= Patna Film Festival =

Indian film festival

Patna Film Festival is an international film festival in Patna, India. Participant countries include Iran, Canada, China, Japan, Sweden, Germany, Russia, the United States, and India. Patna Film Festival started in 2006. It was jointly organised by the Ministry of Information and Broadcasting, National Film Development Corporation (NFDC), directorate of the film festival, National Film Archive of India, Federation of Film Societies of India, and the state government.

== History ==

===2000s===
The first Patna Film Festival was held the week of February 11, 2006, at Mona Cinema hall, Patna.

The second event was held in February 2007. The foreign segment of the festival had one movie each in French, German, Italian, Japanese, and Swedish languages.

The third festival was held the week of April 5, 2008, at Regent Theater. Participant countries were Japan, Sweden, Germany, Russia, the United States, and India. Taare Zameen Par was the inaugural film. Bhojpuri, Kannada, Marathi and Telugu language films were also part of the festival.

=== Patna Film Festival ===

Patna Film Festival (PFF) launched a pre-festival campaign on March 22, 2015. The campaign started in Patna with a screening of Children of War, based on the 1971 Bangladesh war.

Sri Lanka was granted a special guest status with a festival country (utsav desh) tag. Bihar and Sri Lanka share a common bond, especially because of Buddhism, which spread from Bihar to the island. Sri Lankans visit Bodh Gaya, the seat of Buddha's enlightenment. The festival logo included the Sri Lankan flag, says Raviraj Patel.

Guest film makers in PIFF : Vimukte Jay sundare from Sri Lanka, Dhanushka from Sri Lanka, Bijaya Jena, Sanjivan Lal, Karan Baali, Shubhadra Chaudhary, Sudhir Palsane, Dilip Patnayak, Joshi Joshef, Kapilash Bhuinyan and Susant Misra.

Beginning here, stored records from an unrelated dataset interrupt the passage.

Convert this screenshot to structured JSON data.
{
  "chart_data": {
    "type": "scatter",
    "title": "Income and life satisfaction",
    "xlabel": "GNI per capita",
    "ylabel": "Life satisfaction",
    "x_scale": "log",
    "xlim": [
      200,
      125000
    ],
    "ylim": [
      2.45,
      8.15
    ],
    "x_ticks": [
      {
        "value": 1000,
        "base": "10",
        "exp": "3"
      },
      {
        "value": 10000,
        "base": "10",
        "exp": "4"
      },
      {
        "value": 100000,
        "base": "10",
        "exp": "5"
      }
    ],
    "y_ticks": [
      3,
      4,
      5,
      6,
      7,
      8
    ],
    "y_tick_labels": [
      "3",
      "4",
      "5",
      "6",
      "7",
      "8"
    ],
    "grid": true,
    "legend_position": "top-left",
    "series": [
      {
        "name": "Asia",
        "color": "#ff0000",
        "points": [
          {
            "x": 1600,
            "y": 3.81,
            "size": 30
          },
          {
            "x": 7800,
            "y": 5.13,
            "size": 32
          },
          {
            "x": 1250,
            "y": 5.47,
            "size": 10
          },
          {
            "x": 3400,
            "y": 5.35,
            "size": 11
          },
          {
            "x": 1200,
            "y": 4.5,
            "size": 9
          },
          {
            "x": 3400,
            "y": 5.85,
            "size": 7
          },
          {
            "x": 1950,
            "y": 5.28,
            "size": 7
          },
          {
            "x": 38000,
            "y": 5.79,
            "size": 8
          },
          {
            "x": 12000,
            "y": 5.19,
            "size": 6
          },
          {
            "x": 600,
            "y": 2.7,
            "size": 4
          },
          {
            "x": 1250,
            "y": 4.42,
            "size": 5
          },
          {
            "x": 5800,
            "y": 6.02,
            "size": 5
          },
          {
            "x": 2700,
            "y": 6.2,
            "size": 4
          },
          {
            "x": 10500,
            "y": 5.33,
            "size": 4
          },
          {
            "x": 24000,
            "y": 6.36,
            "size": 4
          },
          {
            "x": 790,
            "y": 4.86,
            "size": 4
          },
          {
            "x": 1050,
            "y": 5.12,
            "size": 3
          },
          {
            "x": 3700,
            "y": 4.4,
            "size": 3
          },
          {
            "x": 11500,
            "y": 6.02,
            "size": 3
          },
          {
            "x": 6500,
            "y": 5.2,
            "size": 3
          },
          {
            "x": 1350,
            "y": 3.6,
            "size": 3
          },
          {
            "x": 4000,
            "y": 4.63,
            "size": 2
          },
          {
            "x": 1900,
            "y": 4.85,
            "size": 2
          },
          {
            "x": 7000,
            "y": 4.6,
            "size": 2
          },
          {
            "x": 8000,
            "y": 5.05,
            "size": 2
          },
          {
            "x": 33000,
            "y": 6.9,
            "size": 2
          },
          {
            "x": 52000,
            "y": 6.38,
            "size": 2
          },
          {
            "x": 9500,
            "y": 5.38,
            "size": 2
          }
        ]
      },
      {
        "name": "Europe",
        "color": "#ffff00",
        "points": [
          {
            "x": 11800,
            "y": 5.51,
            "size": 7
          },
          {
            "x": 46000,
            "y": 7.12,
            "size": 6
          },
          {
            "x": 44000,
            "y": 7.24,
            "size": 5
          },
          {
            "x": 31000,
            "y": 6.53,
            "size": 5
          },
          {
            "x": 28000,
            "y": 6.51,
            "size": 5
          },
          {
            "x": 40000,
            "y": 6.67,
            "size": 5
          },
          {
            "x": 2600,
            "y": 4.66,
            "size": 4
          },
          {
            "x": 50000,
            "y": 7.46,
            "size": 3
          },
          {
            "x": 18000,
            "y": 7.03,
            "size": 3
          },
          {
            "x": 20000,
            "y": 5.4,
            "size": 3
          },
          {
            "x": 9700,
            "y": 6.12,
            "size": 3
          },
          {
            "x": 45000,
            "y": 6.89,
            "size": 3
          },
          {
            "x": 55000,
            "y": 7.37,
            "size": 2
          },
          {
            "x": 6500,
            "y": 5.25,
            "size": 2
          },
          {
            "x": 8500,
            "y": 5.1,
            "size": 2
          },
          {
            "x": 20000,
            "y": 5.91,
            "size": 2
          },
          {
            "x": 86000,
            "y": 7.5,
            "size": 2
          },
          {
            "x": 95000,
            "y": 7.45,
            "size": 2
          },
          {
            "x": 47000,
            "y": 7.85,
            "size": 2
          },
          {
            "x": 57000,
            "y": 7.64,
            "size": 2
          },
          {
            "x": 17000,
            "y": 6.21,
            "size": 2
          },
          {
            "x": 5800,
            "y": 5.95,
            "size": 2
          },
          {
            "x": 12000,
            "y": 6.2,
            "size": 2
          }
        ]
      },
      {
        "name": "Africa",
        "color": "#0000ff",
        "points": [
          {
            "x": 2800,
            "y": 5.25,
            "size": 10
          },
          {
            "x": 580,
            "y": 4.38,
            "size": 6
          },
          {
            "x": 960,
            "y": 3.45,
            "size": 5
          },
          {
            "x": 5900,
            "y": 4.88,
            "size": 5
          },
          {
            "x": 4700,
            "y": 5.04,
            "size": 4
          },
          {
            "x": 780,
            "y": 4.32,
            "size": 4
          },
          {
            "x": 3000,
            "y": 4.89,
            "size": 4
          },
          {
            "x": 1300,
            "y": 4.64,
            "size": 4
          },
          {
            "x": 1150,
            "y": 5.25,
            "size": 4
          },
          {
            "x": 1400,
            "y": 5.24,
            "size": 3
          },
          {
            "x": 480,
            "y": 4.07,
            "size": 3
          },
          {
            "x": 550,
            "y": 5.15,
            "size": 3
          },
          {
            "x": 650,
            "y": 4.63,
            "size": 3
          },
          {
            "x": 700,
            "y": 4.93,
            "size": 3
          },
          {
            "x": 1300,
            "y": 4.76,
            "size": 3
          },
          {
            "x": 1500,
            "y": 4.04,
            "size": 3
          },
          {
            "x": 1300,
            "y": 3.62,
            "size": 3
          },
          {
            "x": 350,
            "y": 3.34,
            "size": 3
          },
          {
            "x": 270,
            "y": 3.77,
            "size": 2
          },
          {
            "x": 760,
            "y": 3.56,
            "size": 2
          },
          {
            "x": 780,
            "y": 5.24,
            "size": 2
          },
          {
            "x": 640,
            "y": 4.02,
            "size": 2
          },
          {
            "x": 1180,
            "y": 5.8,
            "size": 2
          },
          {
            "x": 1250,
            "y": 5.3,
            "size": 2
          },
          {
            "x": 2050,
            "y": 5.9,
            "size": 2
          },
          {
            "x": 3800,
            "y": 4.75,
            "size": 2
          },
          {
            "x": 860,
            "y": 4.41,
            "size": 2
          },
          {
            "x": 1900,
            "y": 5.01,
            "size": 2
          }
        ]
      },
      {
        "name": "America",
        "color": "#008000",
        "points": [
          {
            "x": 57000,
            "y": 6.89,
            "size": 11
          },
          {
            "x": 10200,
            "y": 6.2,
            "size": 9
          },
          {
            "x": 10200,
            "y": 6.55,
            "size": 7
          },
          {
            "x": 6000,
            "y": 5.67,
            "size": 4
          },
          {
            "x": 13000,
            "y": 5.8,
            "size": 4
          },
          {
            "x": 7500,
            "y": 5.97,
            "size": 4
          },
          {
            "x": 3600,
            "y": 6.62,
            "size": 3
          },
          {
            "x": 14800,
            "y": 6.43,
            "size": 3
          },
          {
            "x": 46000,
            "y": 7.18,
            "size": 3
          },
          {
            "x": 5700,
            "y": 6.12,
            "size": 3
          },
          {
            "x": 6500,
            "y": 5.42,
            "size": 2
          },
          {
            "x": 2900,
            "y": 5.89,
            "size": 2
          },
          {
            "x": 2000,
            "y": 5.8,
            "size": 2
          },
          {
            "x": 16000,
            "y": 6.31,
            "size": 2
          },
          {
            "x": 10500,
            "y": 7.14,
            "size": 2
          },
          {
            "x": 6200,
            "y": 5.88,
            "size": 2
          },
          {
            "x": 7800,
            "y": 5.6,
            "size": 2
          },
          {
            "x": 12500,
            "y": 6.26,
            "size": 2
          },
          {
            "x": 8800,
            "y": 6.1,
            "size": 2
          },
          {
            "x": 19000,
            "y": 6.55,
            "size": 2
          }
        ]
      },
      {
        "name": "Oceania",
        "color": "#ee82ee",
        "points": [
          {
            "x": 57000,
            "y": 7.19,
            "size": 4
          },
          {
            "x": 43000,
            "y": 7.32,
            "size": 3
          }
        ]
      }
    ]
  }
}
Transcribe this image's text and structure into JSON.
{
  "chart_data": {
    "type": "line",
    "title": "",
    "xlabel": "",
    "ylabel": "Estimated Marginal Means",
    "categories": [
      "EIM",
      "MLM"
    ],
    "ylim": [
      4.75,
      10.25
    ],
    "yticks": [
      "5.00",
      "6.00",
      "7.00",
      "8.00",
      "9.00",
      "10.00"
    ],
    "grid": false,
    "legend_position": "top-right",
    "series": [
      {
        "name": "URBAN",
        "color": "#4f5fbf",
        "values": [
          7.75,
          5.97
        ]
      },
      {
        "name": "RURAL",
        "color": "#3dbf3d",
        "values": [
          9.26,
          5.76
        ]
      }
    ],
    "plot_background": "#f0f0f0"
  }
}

The festival was organized by Bihar state film development and finance corporation limited under the Art, Culture and Youth Department government of Bihar. Guest film personalities included Seema Kapoor, Lenin Rajendran, Uthara Unni, Pawan Malhotra, Sandeep Sawant, Paresh Mokashi, Nandu Madhav, Sabyasachi Mohapatra, Atal Bihari Panda, Susant Misra, Dilip Patnayak, Ramkumar Singh and Gajendra Sarotriya. The festival was coordinated and curated by Raviraj Patel, a youth filmmaker, and writer from Bihar.